California isn’t producing the college-educated workers its economy needs, warns a new report. The higher education system must be redesigned to serve an increasingly diverse and low-income population, the report advises.
In France, where universities are derided as “unemployment factories,” Xavier Niel has started a computer academy, reports the New York Times. Would-be programmers, who pay no tuition and will earn no degree, have to be smart. They don’t have to be high school graduates.
The school breaks with the often-rigid methods and philosophy of the government-run education system wherever it can, and Mr. Niel believes it will produce graduates who are more innovative, more employable, more diverse and more useful to the stagnant French economy as a result.
. . . Despite a national jobless rate of nearly 11 percent, as many as 60,000 computer coding jobs are thought to be vacant in France, the government says, for lack of qualified candidates.
A telecom billionaire, Niel completed high school but not college, reports the Times.
Via Edububble, who also links to another Times‘ story on Europe’s overeducated, underemployed young people. Youth unemployment rates for those 24 and younger are 56 percent in Spain, 57 percent in Greece, 40 percent in Italy, 37 percent in Portugal and 28 percent in Ireland, reports the Times.
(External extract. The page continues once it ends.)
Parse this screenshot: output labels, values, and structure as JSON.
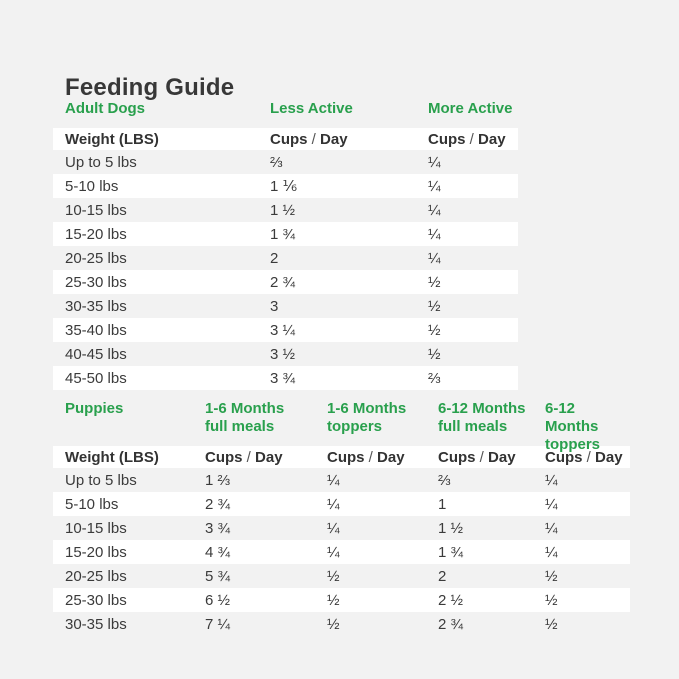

The story starts in Madrid.
Alba Méndez, a 24-year-old with a master’s degree in sociology, sprang out of bed nervously one recent morning, carefully put on makeup and styled her hair. Her thin hands trembled as she clutched her résumé on her way out of the tiny room where a friend allows her to stay rent free.
She had an interview that day for a job at a supermarket.
Méndez has worked without pay for a sandwich chain and a luxury hotel. Unpaid internships are common.
“To gain experience, she was making plans to form a cooperative to study social issues like gender equality and sell reports to public institutions,” reports the Times. (Good luck with that.)
In the supermarket interview, she learned most other applicants also had high-level university degrees. Méndez was offered a temporary job stocking grocery shelves and running a cash register. The monthly salary of €800 (about $1,080) is just enough to avoid moving back home with her parents.
“Be careful what you wish for,” advises Edububble. “Sure it would be nice if education cost less and there was little or no student debt, but then there would be even more smarty pants with nothing to do.”
Affluent parents are hiring college graduates as nannies, writes Katy Waldman on Slate.
Fine arts diplomas are especially in-demand, because of the “level of creativity” they bring to childcare. (Whilst other nannies are gluing noodles onto construction paper, presumably, MFA grads can teach your kids how to make the latest Frank Gehry building out of play dough.) Parents also swoon for guardians who can scold their children in several languages, especially Mandarin Chinese.
The ultimate nanny has a master’s degree.